As soon as they were out of earshot, Lisa whispered to him, “What is subquad transposition?”

“I don’t know, but I’ll bet that lieutenant didn’t know either, and she wasn’t going to confess that in front of her platoon."

“What if she decides to check on it?”

“If she checks on us, we’ll check out. If she checks on our ‘work,’ it’ll take her an hour of difficult reading to find out that I’m talking bullshit. By that time we’ll be safely away.”

They made their way through the busy Lounge. Dozens of colonists milled around—chatting, reading, watching their last optos. Eric saw couples, singles working at becoming couples, anxious mothers shepherding excited children. Those soon to depart displayed the contents of green carry sacks. Bulkier supplies, he remembered, were sent through after the people.

It was impressive, seeing so many of the famous green uniforms in one place, knowing that each represented the failed hopes of thousands left unchosen. Every one in the Lounge, including the children, had passed rigorous, demanding tests to reach this point.

But not as rigorous as ours, he thought grimly.

They had no trouble passing from Lounge to GATE. A steady stream of technicians shuttled through the last lock. The guards waved the uniforms through without comment, assuming quite properly that the five checkpoints down the corridor had already done their work.
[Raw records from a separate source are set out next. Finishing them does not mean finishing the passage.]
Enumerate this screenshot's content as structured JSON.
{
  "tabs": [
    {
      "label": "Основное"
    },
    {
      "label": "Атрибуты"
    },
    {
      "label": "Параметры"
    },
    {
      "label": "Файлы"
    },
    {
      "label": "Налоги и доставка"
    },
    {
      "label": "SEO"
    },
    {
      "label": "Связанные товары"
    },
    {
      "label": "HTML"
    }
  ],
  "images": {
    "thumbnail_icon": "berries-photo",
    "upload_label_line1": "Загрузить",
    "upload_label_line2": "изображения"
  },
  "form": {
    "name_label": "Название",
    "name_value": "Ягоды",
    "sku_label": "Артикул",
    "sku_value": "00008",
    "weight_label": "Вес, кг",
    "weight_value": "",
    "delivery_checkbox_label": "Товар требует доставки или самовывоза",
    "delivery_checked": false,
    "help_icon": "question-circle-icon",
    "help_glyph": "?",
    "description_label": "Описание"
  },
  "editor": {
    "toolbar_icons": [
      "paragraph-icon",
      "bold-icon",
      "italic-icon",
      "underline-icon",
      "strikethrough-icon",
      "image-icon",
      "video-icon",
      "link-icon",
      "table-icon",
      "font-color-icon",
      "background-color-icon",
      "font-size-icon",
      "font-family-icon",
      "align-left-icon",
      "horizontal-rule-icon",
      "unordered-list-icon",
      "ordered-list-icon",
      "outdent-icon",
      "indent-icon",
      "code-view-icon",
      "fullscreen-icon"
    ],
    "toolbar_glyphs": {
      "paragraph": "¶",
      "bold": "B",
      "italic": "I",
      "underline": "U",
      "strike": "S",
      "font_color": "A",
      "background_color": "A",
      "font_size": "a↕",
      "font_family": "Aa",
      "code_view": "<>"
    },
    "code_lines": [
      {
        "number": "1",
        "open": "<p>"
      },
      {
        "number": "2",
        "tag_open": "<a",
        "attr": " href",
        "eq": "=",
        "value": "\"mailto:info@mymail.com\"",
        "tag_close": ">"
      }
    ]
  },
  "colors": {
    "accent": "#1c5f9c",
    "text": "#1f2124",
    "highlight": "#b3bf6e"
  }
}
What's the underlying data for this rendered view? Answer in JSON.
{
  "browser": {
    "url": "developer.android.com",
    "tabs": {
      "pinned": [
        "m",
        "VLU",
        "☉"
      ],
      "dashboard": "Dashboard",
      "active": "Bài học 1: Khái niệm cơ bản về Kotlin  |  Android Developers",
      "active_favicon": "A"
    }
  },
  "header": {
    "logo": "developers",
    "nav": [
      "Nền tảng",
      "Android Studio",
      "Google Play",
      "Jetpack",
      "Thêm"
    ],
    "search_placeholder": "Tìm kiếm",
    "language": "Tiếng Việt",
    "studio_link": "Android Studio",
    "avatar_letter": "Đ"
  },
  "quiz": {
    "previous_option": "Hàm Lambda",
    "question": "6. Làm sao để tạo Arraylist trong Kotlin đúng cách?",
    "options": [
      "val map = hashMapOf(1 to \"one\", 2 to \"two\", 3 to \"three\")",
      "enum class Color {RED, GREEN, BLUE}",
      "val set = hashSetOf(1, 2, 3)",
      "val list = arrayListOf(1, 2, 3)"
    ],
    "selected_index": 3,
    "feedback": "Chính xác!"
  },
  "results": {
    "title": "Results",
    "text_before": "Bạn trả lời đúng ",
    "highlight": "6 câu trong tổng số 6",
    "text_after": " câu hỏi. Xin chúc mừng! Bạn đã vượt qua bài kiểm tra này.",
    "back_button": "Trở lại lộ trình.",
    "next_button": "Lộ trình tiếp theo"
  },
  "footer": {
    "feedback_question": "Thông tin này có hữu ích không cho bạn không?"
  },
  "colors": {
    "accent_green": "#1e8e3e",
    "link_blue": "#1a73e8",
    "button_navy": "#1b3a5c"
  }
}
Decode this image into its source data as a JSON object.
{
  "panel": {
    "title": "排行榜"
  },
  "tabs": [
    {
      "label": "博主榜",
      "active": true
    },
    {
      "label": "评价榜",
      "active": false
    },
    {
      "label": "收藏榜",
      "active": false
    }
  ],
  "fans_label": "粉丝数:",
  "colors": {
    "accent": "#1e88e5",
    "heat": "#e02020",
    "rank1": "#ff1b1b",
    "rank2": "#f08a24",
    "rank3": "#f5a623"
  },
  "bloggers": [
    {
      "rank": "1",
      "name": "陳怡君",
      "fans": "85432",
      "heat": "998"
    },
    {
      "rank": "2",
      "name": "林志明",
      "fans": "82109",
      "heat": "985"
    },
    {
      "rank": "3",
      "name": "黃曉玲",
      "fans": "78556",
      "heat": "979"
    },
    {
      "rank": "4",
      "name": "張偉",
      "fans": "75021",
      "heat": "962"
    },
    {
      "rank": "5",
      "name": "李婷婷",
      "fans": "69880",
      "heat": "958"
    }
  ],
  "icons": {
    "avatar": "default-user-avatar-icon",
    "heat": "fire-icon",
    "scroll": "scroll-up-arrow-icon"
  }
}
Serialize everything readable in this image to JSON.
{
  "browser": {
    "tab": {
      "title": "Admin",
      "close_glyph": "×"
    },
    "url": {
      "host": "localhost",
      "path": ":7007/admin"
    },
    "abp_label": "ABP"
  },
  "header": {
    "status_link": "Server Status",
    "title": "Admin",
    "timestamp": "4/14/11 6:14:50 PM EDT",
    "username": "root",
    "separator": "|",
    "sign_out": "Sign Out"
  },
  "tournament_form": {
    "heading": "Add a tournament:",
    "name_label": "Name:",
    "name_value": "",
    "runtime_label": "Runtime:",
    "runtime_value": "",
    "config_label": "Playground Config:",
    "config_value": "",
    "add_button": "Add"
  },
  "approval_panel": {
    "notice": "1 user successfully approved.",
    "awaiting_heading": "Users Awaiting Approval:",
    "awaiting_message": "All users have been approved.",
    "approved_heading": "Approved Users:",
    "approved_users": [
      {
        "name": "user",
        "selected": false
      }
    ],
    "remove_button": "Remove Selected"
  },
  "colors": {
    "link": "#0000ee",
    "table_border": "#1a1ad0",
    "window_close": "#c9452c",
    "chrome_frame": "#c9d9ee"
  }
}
Occasionally they drew an interested glance from a repairman or supervisor, but that was all. Several hundred specialists shared duty-time at the Terminus and it was impossible for any one to know every one of his fellow workers on sight. As for the white-clad scientists and engineers who actually ran the GATE, they ignored everything but their work.

After a while the repeated stares began to make Ericnervous, until he realized no one was looking at him. Of course they would attract stares: it would have been abnormal if they hadn’t, since he was accompanied by one of the most beautiful women alive. Her work uniform couldn’t conceal that.

As he edged toward a console whose function looked familiar, he could hear the colonists talking about their destination. It was early morning, and the GATE was just recommencing service following nighttime hiatus. As he made a show of laying out his equipment, Eric wondered that they’d succeeded in breaching GATE security. Actually, it wasn’t so surprising. Security only had to keep watch for the exceptional antisocial like Griss. There was no threat of sabotage. Even the most desperate criminals on Earth wouldn’t harm the GATE, because there was always the chance they might get to use it.

The GATE itself was not particularly impressive: a modest nave located at the far end of the room, surrounded by curving metal structures and hundreds of blinking lights. Beyond it lay only blackness. Beyond that, according to theory, was normal space, and beyond that space twisted into something quite un-Einsteinian, and beyond that total darkness which became the light of the end of the line.

Eric and Lisa blended easily into the crush of activity. Kelly-green-clad colonists walked in single file toward the waiting circle in front of the GATE. Every thirty seconds, on cue from the GATE master, five of them would step forward in unison to vanish from this part of the galaxy, only to reemerge safely on the far side of Elsewhere.

Actually the process was remarkably ordinary. There was no explosion of light, no violent concussion of atoms being torn apart as the colonists took their giant step through. They just passed away, like a lone camel swallowed by a hot desert horizon. The only sound to accompany the transposition was a brief sibilant hiss as molecules were taken apart.

As he watched, Eric couldn’t keep from wondering if any of the departing colonists had been drawn into the program by Lisa’s charms. He didn’t ask her to identify any of them, and she didn’t volunteer any information. Even if a former acquaintance did show up, it wasn’t likely he’d notice her. She wasn’t close to the GATE and the eyes of every colonist were focused on the dark tunnel to elsewhere.

Off to the right, the GATE master sat studying a bank of readouts on the main control console. Every twenty seconds he would call out in a clear voice, “Ready,” and then, “step through, please.” His tone never varied and his gaze never left his instruments.